About Me

Education, the knowledge society, the global market all connected through technology and cross-cultural communication skills are I am all about. I hope through this blog to both guide others and travel myself across disciplines, borders, theories, languages, and cultures in order to create connections to knowledge around the world. I teach at the University level in the areas of Business, Language, Communication, and Technology.

Monday, March 29, 2010

Being embarrased on LinkedIn: learning a new tool

As I mentioned in my previous posting, my students had an online conference last week which was totally student developed and student run. I gave them benchmarks and guidelines, then left the marketing strategy up to them. One of my students asked if I could post their message about the conference to groups I belonged to.

I have not used linkedin very much as I am still trying to get a feeling for how to use it. I do belong to some groups and follow their discussions, occasionally responding to requests. As many of you know, I like the interaction, but have found it difficult to engage in any real meaningful discussion so far on linkedin.

As I was posting the announcement to various groups I am part of, I questioned whether I should post the announcement to "discussion" or "news" as I did not want to just make the announcement, but also allow for any questions. I posted my student's announcement exactly as he had written it and wanted to be able to engage in any discussion about the project itself should anyone have a comment or question. So I posted it in the discussion area.

Well, for one group, obviously I posted it in the wrong section as I received the following message:

Virginia, please do not post announcements on the Discussion tab (you know what a discussion is, don't you?). Use the News tab for these.

I was mortified and extremely embarrassed. I felt like I was back in grade school when I spoke out of turn or made a mistake and was made to feel like a complete idiot. What was worse was this comment was written by someone who is an instructional designer. I can only hope that he does not interact directly with students. I asked which group he was part of so that I could withdraw from the group.

The fact is, even though I did not know this person, the lack of leeway he gave to someone that obviously is not active in the group makes me uncomfortable being part of the group. This is an important lesson for me that online groups who have rigid rules of conduct, should have detailed instructions/guidelines. Without the guidelines, facilitators should be open to any interaction, being careful in how they give feedback to help a "newbie" feel welcome, rather than embarrassing them because they did not understand the social norms of the community.


Blogger In Middle-earth said...

Kia ora Virginia!

Unfortunately, everyone does not think like a teacher or instructor. This evidence, all be it anecdotal, fits with my general experience with instructional designers, as it happens. Not everyone understands that everyone is on a learning curve.
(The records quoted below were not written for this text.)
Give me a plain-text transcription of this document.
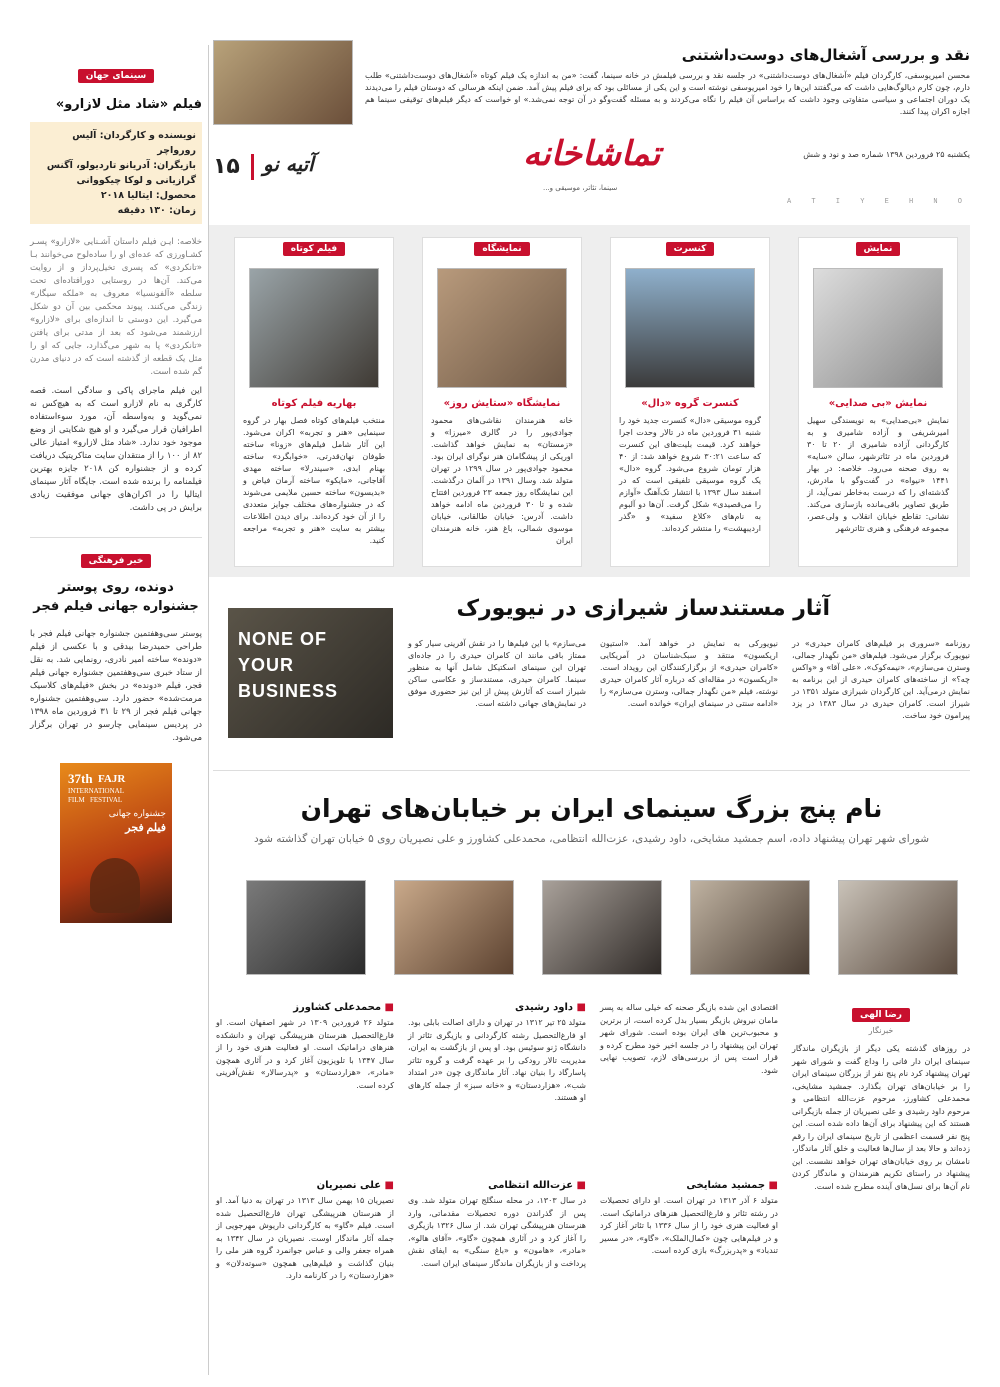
سینمای جهان
فیلم «شاد مثل لازارو»
نویسنده و کارگردان: آلیس رورواچر
بازیگران: آدریانو تاردیولو، آگنس
گرازیانی و لوکا چیکووانی
محصول: ایتالیا ۲۰۱۸
زمان: ۱۳۰ دقیقه
خلاصه: ایـن فیلم داستان آشـنایی «لازارو» پسـر کشـاورزی که عده‌ای او را ساده‌لوح می‌خوانند بـا «تانکردی» که پسری تخیل‌پرداز و از روایت می‌کند. آن‌ها در روستایی دورافتاده‌ای تحت سلطه «آلفونسیا» معروف به «ملکه سیگار» زندگی می‌کنند. پیوند محکمی بین آن دو شکل می‌گیرد. این دوستی تا اندازه‌ای برای «لازارو» ارزشمند می‌شود که بعد از مدتی برای یافتن «تانکردی» پا به شهر می‌گذارد، جایی که او را مثل یک قطعه از گذشته است که در دنیای مدرن گم شده است.
این فیلم ماجرای پاکی و سادگی است. قصه کارگری به نام لازارو است که به هیچ‌کس نه نمی‌گوید و به‌واسطه آن، مورد سوءاستفاده اطرافیان قرار می‌گیرد و او هیچ شکایتی از وضع موجود خود ندارد. «شاد مثل لازارو» امتیاز عالی ۸۲ از ۱۰۰ را از منتقدان سایت متاکریتیک دریافت کرده و از جشنواره کن ۲۰۱۸ جایزه بهترین فیلمنامه را برنده شده است. جایگاه آثار سینمای ایتالیا را در اکران‌های جهانی موفقیت زیادی برایش در پی داشت.
خبر فرهنگی
دونده، روی پوستر جشنواره جهانی فیلم فجر
پوستر سی‌وهفتمین جشنواره جهانی فیلم فجر با طراحی حمیدرضا بیدقی و با عکسی از فیلم «دونده» ساخته امیر نادری، رونمایی شد. به نقل از ستاد خبری سی‌وهفتمین جشنواره جهانی فیلم فجر، فیلم «دونده» در بخش «فیلم‌های کلاسیک مرمت‌شده» حضور دارد. سی‌وهفتمین جشنواره جهانی فیلم فجر از ۲۹ تا ۳۱ فروردین ماه ۱۳۹۸ در پردیس سینمایی چارسو در تهران برگزار می‌شود.
37th FAJR
INTERNATIONAL
FILM FESTIVAL
جشنواره جهانی
فیلم فجر
نقد و بررسی آشغال‌های دوست‌داشتنی
محسن امیریوسفی، کارگردان فیلم «آشغال‌های دوست‌داشتنی» در جلسه نقد و بررسی فیلمش در خانه سینما، گفت: «من به اندازه یک فیلم کوتاه «آشغال‌های دوست‌داشتنی» طلب دارم، چون کارم دیالوگ‌هایی داشت که می‌گفتند این‌ها را خود امیریوسفی نوشته است و این یکی از مسائلی بود که برای فیلم پیش آمد. ضمن اینکه هرسالی که دوستان فیلم را می‌دیدند یک دوران اجتماعی و سیاسی متفاوتی وجود داشت که براساس آن فیلم را نگاه می‌کردند و به مسئله گفت‌وگو در آن توجه نمی‌شد.» او خواست که دیگر فیلم‌های توقیفی سینما هم اجازه اکران پیدا کنند.
۱۵ آتیه نو
A T I Y E H N O
تماشاخانه
سینما، تئاتر، موسیقی و...
یکشنبه ۲۵ فروردین ۱۳۹۸ شماره صد و نود و شش
نمایش
نمایش «بی صدایی»
نمایش «بی‌صدایی» به نویسندگی سهیل امیرشریفی و آزاده شامیری و به کارگردانی آزاده شامیری از ۲۰ تا ۳۰ فروردین ماه در تئاترشهر، سالن «سایه» به روی صحنه می‌رود. خلاصه: در بهار ۱۴۴۱ «نیواه» در گفت‌وگو با مادرش، گذشته‌ای را که درست به‌خاطر نمی‌آید، از طریق تصاویر باقی‌مانده بازسازی می‌کند. نشانی: تقاطع خیابان انقلاب و ولی‌عصر، مجموعه فرهنگی و هنری تئاترشهر
کنسرت
کنسرت گروه «دال»
گروه موسیقی «دال» کنسرت جدید خود را شنبه ۳۱ فروردین ماه در تالار وحدت اجرا خواهند کرد. قیمت بلیت‌های این کنسرت که ساعت ۳۰:۲۱ شروع خواهد شد: از ۴۰ هزار تومان شروع می‌شود. گروه «دال» یک گروه موسیقی تلفیقی است که در اسفند سال ۱۳۹۳ با انتشار تک‌آهنگ «آوازم را می‌قصیدی» شکل گرفت. آن‌ها دو آلبوم به نام‌های «کلاغ سفید» و «گذر اردیبهشت» را منتشر کرده‌اند.
نمایشگاه
نمایشگاه «ستایش روز»
خانه هنرمندان نقاشی‌های محمود جوادی‌پور را در گالری «میرزا» و «زمستان» به نمایش خواهد گذاشت. اوریکی از پیشگامان هنر نوگرای ایران بود. محمود جوادی‌پور در سال ۱۲۹۹ در تهران متولد شد. وسال ۱۳۹۱ در آلمان درگذشت. این نمایشگاه روز جمعه ۲۳ فروردین افتتاح شده و تا ۳۰ فروردین ماه ادامه خواهد داشت. آدرس: خیابان طالقانی، خیابان موسوی شمالی، باغ هنر، خانه هنرمندان ایران
فیلم کوتاه
بهاریه فیلم کوتاه
منتخب فیلم‌های کوتاه فصل بهار در گروه سینمایی «هنر و تجربه» اکران می‌شود. این آثار شامل فیلم‌های «زونا» ساخته طوفان نهان‌قدرتی، «خوابگرد» ساخته بهنام ابدی، «سیندرلا» ساخته مهدی آقاجانی، «مایکو» ساخته آرمان فیاض و «بدیسون» ساخته حسین ملایمی می‌شوند که در جشنواره‌های مختلف جوایز متعددی را از آن خود کرده‌اند. برای دیدن اطلاعات بیشتر به سایت «هنر و تجربه» مراجعه کنید.
آثار مستندساز شیرازی در نیویورک
NONE OF YOUR BUSINESS
روزنامه «سروری بر فیلم‌های کامران حیدری» در نیویورک برگزار می‌شود. فیلم‌های «من نگهدار جمالی، وسترن می‌سازم»، «نیمه‌کوک»، «علی آقا» و «واکس چه؟» از ساخته‌های کامران حیدری از این برنامه به نمایش درمی‌آید. این کارگردان شیرازی متولد ۱۳۵۱ در شیراز است. کامران حیدری در سال ۱۳۸۳ در یزد پیرامون خود ساخت.
نیویورکی به نمایش در خواهد آمد. «استیون اریکسون» منتقد و سبک‌شناسان در آمریکایی «کامران حیدری» از برگزارکنندگان این رویداد است. «اریکسون» در مقاله‌ای که درباره آثار کامران حیدری نوشته، فیلم «من نگهدار جمالی، وسترن می‌سازم» را «ادامه سنتی در سینمای ایران» خوانده است.
می‌سازم» با این فیلم‌ها را در نقش آفرینی سیار کو و ممتاز بافی مانند ان کامران حیدری را در جاده‌ای تهران این سینمای اسکتیکل شامل آنها به منظور سینما. کامران حیدری، مستندساز و عکاسی ساکن شیراز است که آثارش پیش از این نیز حضوری موفق در نمایش‌های جهانی داشته است.
نام پنج بزرگ سینمای ایران بر خیابان‌های تهران
شورای شهر تهران پیشنهاد داده، اسم جمشید مشایخی، داود رشیدی، عزت‌الله انتظامی، محمدعلی کشاورز و علی نصیریان روی ۵ خیابان تهران گذاشته شود
رضا الهی
خبرنگار
در روزهای گذشته یکی دیگر از بازیگران ماندگار سینمای ایران دار فانی را وداع گفت و شورای شهر تهران پیشنهاد کرد نام پنج نفر از بزرگان سینمای ایران را بر خیابان‌های تهران بگذارد. جمشید مشایخی، محمدعلی کشاورز، مرحوم عزت‌الله انتظامی و مرحوم داود رشیدی و علی نصیریان از جمله بازیگرانی هستند که این پیشنهاد برای آن‌ها داده شده است. این پنج نفر قسمت اعظمی از تاریخ سینمای ایران را رقم زده‌اند و حالا بعد از سال‌ها فعالیت و خلق آثار ماندگار، نامشان بر روی خیابان‌های تهران خواهد نشست. این پیشنهاد در راستای تکریم هنرمندان و ماندگار کردن نام آن‌ها برای نسل‌های آینده مطرح شده است.
اقتصادی این شده بازیگر صحنه که خیلی ساله به پسر مامان نیروش بازیگر بسیار بدل کرده است، از برترین و محبوب‌ترین های ایران بوده است. شورای شهر تهران این پیشنهاد را در جلسه اخیر خود مطرح کرده و قرار است پس از بررسی‌های لازم، تصویب نهایی شود.
■ داود رشیدی
متولد ۲۵ تیر ۱۳۱۲ در تهران و دارای اصالت بابلی بود. او فارغ‌التحصیل رشته کارگردانی و بازیگری تئاتر از دانشگاه ژنو سوئیس بود. او پس از بازگشت به ایران، مدیریت تالار رودکی را بر عهده گرفت و گروه تئاتر پاسارگاد را بنیان نهاد. آثار ماندگاری چون «در امتداد شب»، «هزاردستان» و «خانه سبز» از جمله کارهای او هستند.
■ عزت‌الله انتظامی
در سال ۱۳۰۳، در محله سنگلج تهران متولد شد. وی پس از گذراندن دوره تحصیلات مقدماتی، وارد هنرستان هنرپیشگی تهران شد. از سال ۱۳۲۶ بازیگری را آغاز کرد و در آثاری همچون «گاو»، «آقای هالو»، «مادر»، «هامون» و «باغ سنگی» به ایفای نقش پرداخت و از بازیگران ماندگار سینمای ایران است.
■ جمشید مشایخی
متولد ۶ آذر ۱۳۱۳ در تهران است. او دارای تحصیلات در رشته تئاتر و فارغ‌التحصیل هنرهای دراماتیک است. او فعالیت هنری خود را از سال ۱۳۳۶ با تئاتر آغاز کرد و در فیلم‌هایی چون «کمال‌الملک»، «گاو»، «در مسیر تندباد» و «پدربزرگ» بازی کرده است.
■ محمدعلی کشاورز
متولد ۲۶ فروردین ۱۳۰۹ در شهر اصفهان است. او فارغ‌التحصیل هنرستان هنرپیشگی تهران و دانشکده هنرهای دراماتیک است. او فعالیت هنری خود را از سال ۱۳۴۷ با تلویزیون آغاز کرد و در آثاری همچون «مادر»، «هزاردستان» و «پدرسالار» نقش‌آفرینی کرده است.
■ علی نصیریان
نصیریان ۱۵ بهمن سال ۱۳۱۳ در تهران به دنیا آمد. او از هنرستان هنرپیشگی تهران فارغ‌التحصیل شده است. فیلم «گاو» به کارگردانی داریوش مهرجویی از جمله آثار ماندگار اوست. نصیریان در سال ۱۳۴۲ به همراه جعفر والی و عباس جوانمرد گروه هنر ملی را بنیان گذاشت و فیلم‌هایی همچون «سوته‌دلان» و «هزاردستان» را در کارنامه دارد.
There is, of course, the possibility that unwritten, unannounced rules or regulations cannot and should not be acted upon in the manner you describe. To do so is subscribing to the philosophy that "ignorance of the law is no excuse", with no real understanding as to why you posted the 'announcement' there in the first place.

When similar things have happened to me, I (attempt to) reply to the respondent as politely as I can in the hope that a better understanding can be established. It doesn't always work though.

Catchya later

V Yonkers said...

I did try to reply and received a very rude response suggesting that I not waste people's time on linkedin (my comment: after all their time is much more valuable than mine because THEY have an important job).

V Yonkers said...

FYI: This was the response I got:

The whole point of Linkedin is two-way communication between professionals. These groups are not the want-ads, they are communities of practice. You can certainly use the groups to market or share useful information, just do it in the right place (e.g., the News tab).

Advertisement and announcements on the Discussion tab discourage real discussions and encourage copycats. It isn't about offending people, it is about supporting the community. And chasing after inappropriate posts consumes valuable time.

You can un-join groups, but it might be more practical to just play by the rules.

I find it interesting because this was a group that I found to be very encroaching and the least helpful. Not once did I find any of the discussions helpful, but rather a fishing expedition for contacts and job information. I'm not sure why he thought an invitation to a group run FREE online conference would be considered a want ad. Oh well. I've left the group and good ridence. It will definitely make me cognizant of how my students might understand (or misunderstand) the protocols of an online class's community interaction.